So I will start this post by saying I already know this must sound totally crazy and I have ZERO intention of acting on these feelings I am having right now. Ok. Glad we cleared that up. Moving on!
It seems like everyone I know is having babies right now! It is insane the number of people I know who are pregnant or just recently had a baby. In fact I know 2 who had them within the last week! I have mentioned before how much I always wanted children, how since I was about 5 years old I knew I wanted to be a mom. Seriously, I have been thinking about it that long. Who knew it would be 22 years before it happened. I have also always known that I wanted more than one child, I always hoped to have 3 actually. And just a side note, as long as I have been thinking about being a mom one day, I have known my first was going to be a boy. :)
And along came Wyatt. He really is the most amazing and wonderful little boy and I am so thankful for him every day. I cannot leave work fast enough to get home to him and spend those few moments with him before he drifts off to sleep for the night. I truly think he is everything I could ever ask for in a child and am anxious to see what kind of a person he will grow up to be.
But those of us who have always wanted kids know the feeling of the baby bug. Before you have kids it's a deep longing for the experience of pregnancy and childbirth and to have someone to care for and love in ways you can only imagine. I'm finding it works a little differently once you have had a child. Now the baby bug is not only a longing for the experience and the love you can only feel when you look at your newborn for the first time, but it's a missing and mourning because you are forever separate from that child now. For me at least, despite how awful my pregnancy was at times, I really miss it! I want to cuddle a tiny little baby again and feel the elation that comes with not being able to tear your eyes away from the amazing thing you made from nothing. I want to complain about my baby kicking me in the ribs all day and night again. I want to lay and watch my belly roll after I've laughed particularly hard at something.
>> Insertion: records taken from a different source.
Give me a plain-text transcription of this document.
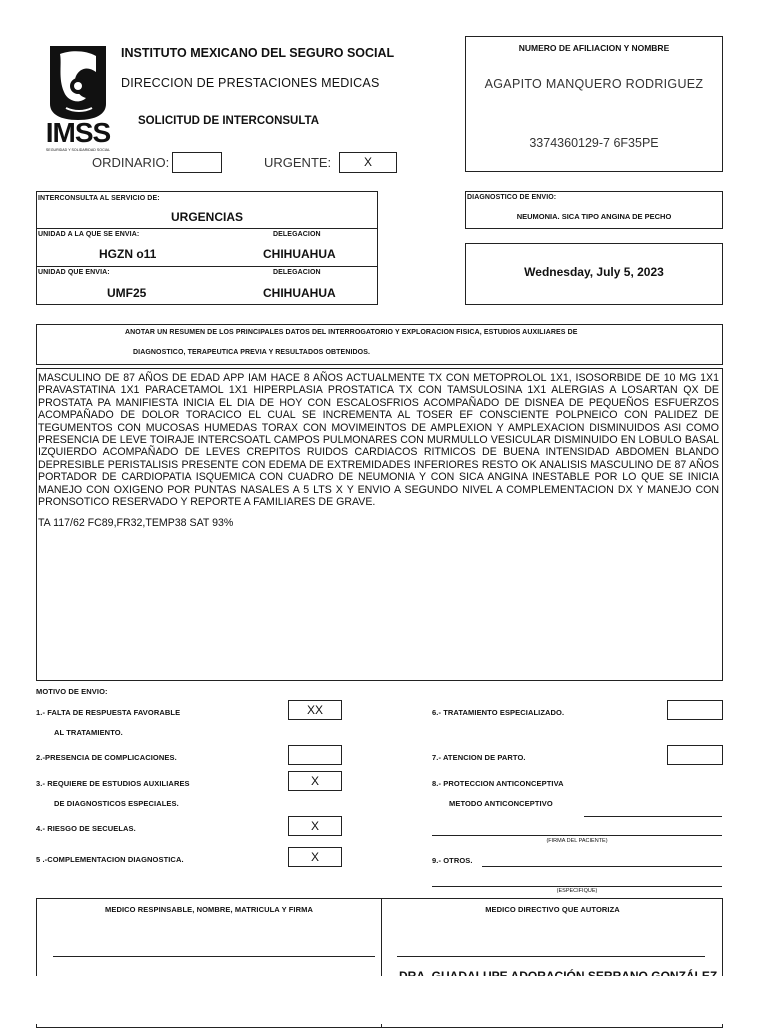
IMSS
SEGURIDAD Y SOLIDARIDAD SOCIAL
INSTITUTO MEXICANO DEL SEGURO SOCIAL
DIRECCION DE PRESTACIONES MEDICAS
SOLICITUD DE INTERCONSULTA
ORDINARIO:	URGENTE:	X
NUMERO DE AFILIACION Y NOMBRE
AGAPITO MANQUERO RODRIGUEZ
3374360129-7 6F35PE
INTERCONSULTA AL SERVICIO DE:
URGENCIAS
UNIDAD A LA QUE SE ENVIA:	DELEGACION
HGZN o11	CHIHUAHUA
UNIDAD QUE ENVIA:	DELEGACION
UMF25	CHIHUAHUA
DIAGNOSTICO DE ENVIO:
NEUMONIA. SICA TIPO ANGINA DE PECHO
Wednesday, July 5, 2023
ANOTAR UN RESUMEN DE LOS PRINCIPALES DATOS DEL INTERROGATORIO Y EXPLORACION FISICA, ESTUDIOS AUXILIARES DE
DIAGNOSTICO, TERAPEUTICA PREVIA Y RESULTADOS OBTENIDOS.
MASCULINO DE 87 AÑOS DE EDAD APP IAM HACE 8 AÑOS ACTUALMENTE TX CON METOPROLOL 1X1, ISOSORBIDE DE 10 MG 1X1 PRAVASTATINA 1X1 PARACETAMOL 1X1 HIPERPLASIA PROSTATICA TX CON TAMSULOSINA 1X1 ALERGIAS A LOSARTAN QX DE PROSTATA PA MANIFIESTA INICIA EL DIA DE HOY CON ESCALOSFRIOS ACOMPAÑADO DE DISNEA DE PEQUEÑOS ESFUERZOS ACOMPAÑADO DE DOLOR TORACICO EL CUAL SE INCREMENTA AL TOSER EF CONSCIENTE POLPNEICO CON PALIDEZ DE TEGUMENTOS CON MUCOSAS HUMEDAS TORAX CON MOVIMEINTOS DE AMPLEXION Y AMPLEXACION DISMINUIDOS ASI COMO PRESENCIA DE LEVE TOIRAJE INTERCSOATL CAMPOS PULMONARES CON MURMULLO VESICULAR DISMINUIDO EN LOBULO BASAL IZQUIERDO ACOMPAÑADO DE LEVES CREPITOS RUIDOS CARDIACOS RITMICOS DE BUENA INTENSIDAD ABDOMEN BLANDO DEPRESIBLE PERISTALISIS PRESENTE CON EDEMA DE EXTREMIDADES INFERIORES RESTO OK ANALISIS MASCULINO DE 87 AÑOS PORTADOR DE CARDIOPATIA ISQUEMICA CON CUADRO DE NEUMONIA Y CON SICA ANGINA INESTABLE POR LO QUE SE INICIA MANEJO CON OXIGENO POR PUNTAS NASALES A 5 LTS X Y ENVIO A SEGUNDO NIVEL A COMPLEMENTACION DX Y MANEJO CON PRONSOTICO RESERVADO Y REPORTE A FAMILIARES DE GRAVE.
TA 117/62 FC89,FR32,TEMP38 SAT 93%
MOTIVO DE ENVIO:
1.- FALTA DE RESPUESTA FAVORABLE
AL TRATAMIENTO.
XX
2.-PRESENCIA DE COMPLICACIONES.
3.- REQUIERE DE ESTUDIOS AUXILIARES
DE DIAGNOSTICOS ESPECIALES.
X
4.- RIESGO DE SECUELAS.	X
5 .-COMPLEMENTACION DIAGNOSTICA.	X
6.- TRATAMIENTO ESPECIALIZADO.
7.- ATENCION DE PARTO.
8.- PROTECCION ANTICONCEPTIVA
METODO ANTICONCEPTIVO
(FIRMA DEL PACIENTE)
9.- OTROS.
(ESPECIFIQUE)
MEDICO RESPINSABLE, NOMBRE, MATRICULA Y FIRMA	MEDICO DIRECTIVO QUE AUTORIZA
Pregnancy and childbirth are such amazing things. And they are so worth all the throwing up and crazy cravings and mood swings. Being a mom has given me a mental and emotional peace I have been looking for for a lot of years. There has been nothing better than listening to Wyatt breathing through the monitor while I drift to sleep and seeing his smile when I get to the sitter's after a long work day. I honestly cannot wait for the day I get to take another pregnancy test and see those 2 pink lines. I don't want Wyatt to be my only child; I want him to have siblings obviously, but it's really a selfish thing, because I want to experience becoming a mom again.
It needs to be stated again, I have no intention of acting on these feelings and rushing the process. Wyatt will get a little brother or sister when the time is right, when I've found him someone who will love him and happily be his dad. But that doesn't mean I'm not going to look forward to the next one in the mean time. I know there is another little baby out in the universe for me, I just have to be patient and wait for the right time for them to show up.
And until then, I will cuddle and love on all the other babies in my life, including and most of all, my own.